Alors aujourd'hui, quand quelques amis de prépa m'ont proposé de participer à une pique-nique pour nous détendre de nos propres révisions (qui ne sauraient cependant avoir autant de valeur que celles d'Aurélien, l'enjeu étant complètement différent), j'ai accepté sans hésiter une seconde. C'est ainsi que nous nous sommes tous retrouvés à midi devant l'entrée du grand parc situé un peu en périphérie de la ville.

Paul  était venu, bien ne soit pas originaire d'ici. Lui et moi étions deux exilés de la campagne parmi les citadins pure souche et la situation n'était probablement pas due au hasard.
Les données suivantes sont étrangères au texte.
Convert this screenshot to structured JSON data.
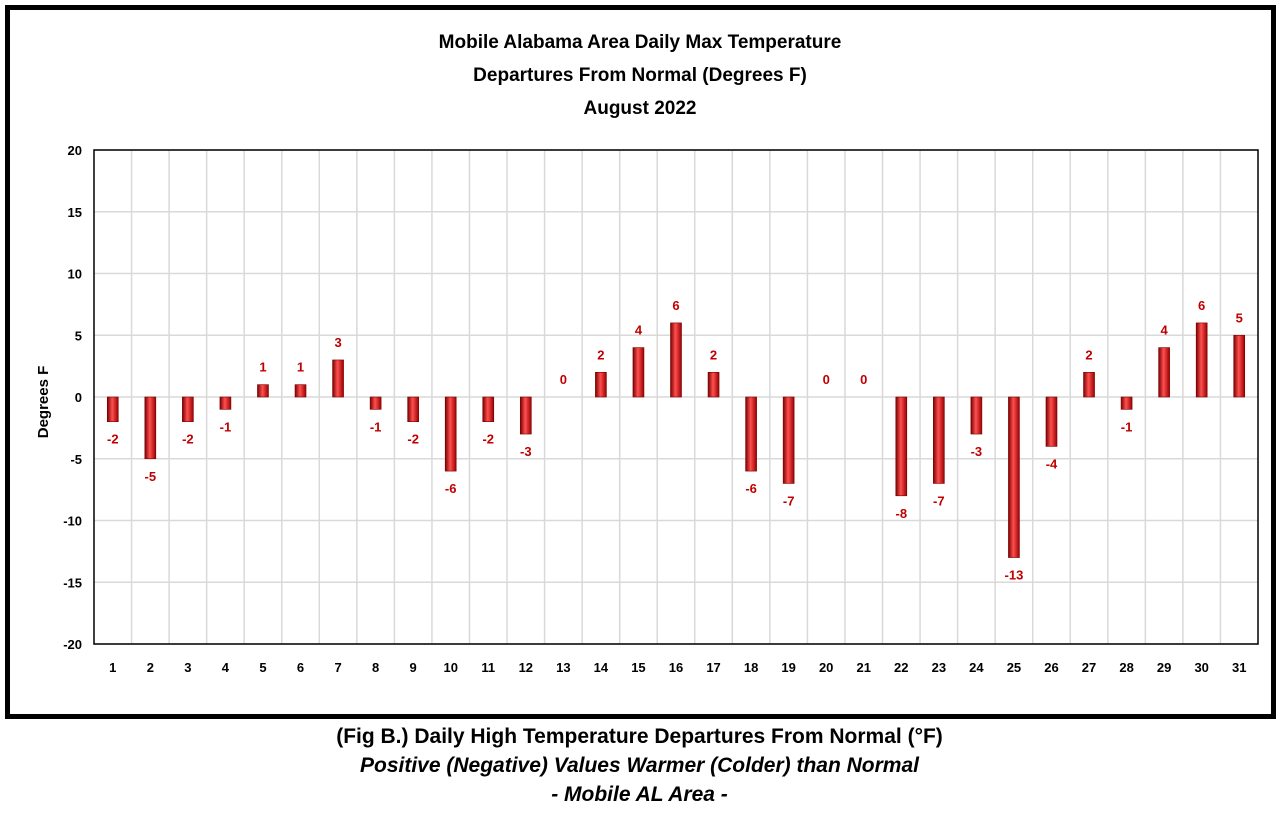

C'était la première fois que je restais ici pour les vacances, et c'était la première fois que Paul restait également. Peut-être était-ce simplement dans le but de réviser plus efficacement, ou peut-être cela n'avait-il rien à voir avec les révisions et tout à voir avec moi (alors, ironiquement, en réglant ses déplacements sur les miens, Paul les réglait sur ceux d'Aurélien).

Nous nous sommes tous salués, et il m'a semblé que Paul s'attardait plus longtemps sur mes joues que sur celles des autres filles. En nous enfonçant dans le parc, nous nous tenions un peu à l'écart du groupe. Il me regardait sans rien dire et je lui lançais des sourires amusés, qui se voulaient moqueurs. Cependant, parmi nos camarades, personne n'était dupe et on commençait déjà à m'appeler Arthur dans mon dos (car ce genre de blague était jugée très drôle en hypokhâgne).

L'organisatrice du pique-nique a sorti une grande couverture de son sac à dos et nous nous sommes assis dessus en cercle. D'un même mouvement, nous avons tous sorti nos victuailles. Pour rendre la chose plus conviviale, chacun avait été chargé de préparer un plat pour tout le groupe. Il y avait la traditionnelle quiche froide, le traditionnel cake salé et le traditionnel gâteau marbré. Certains, plus originaux, avaient apporté des mini-pizzas, des tartelettes et des cupcakes artistiquement décorés. J'avais fait une salade composée et Paul, une salade de fruits. Nous étions la touche de fraîcheur du repas et, à l'évidence, nous étions aussi celle de l'assemblée, qui riait de la timidité de Paul et de ma candeur quand nos mains se frôlaient sans oser se toucher et que ma peau de rousse prenait brusquement la teinte des tomates cerises de ma salade.

Nous ne nous sommes séparés qu'au milieu de l'après-midi, après avoir beaucoup mangé, beaucoup discuté, beaucoup ri et beaucoup flâné le long des allées arborées, heureux d'être ensemble, savourant notre oisiveté collective. En partant, Paul s'est une nouvelle fois attardé sur mes joues pour me dire au revoir et, trouvant sans doute que l'instant manquait encore de romantisme, s'est prestement emparé de ma main, l'a baisée en esquissant une révérence et s'est ensuite sauvé sans demander son reste, négligeant de saluer les autres membres du groupe.

De retour à mon appartement, je sens toujours la fraîcheur de ses lèvres sur ma main et j'en frissonne encore.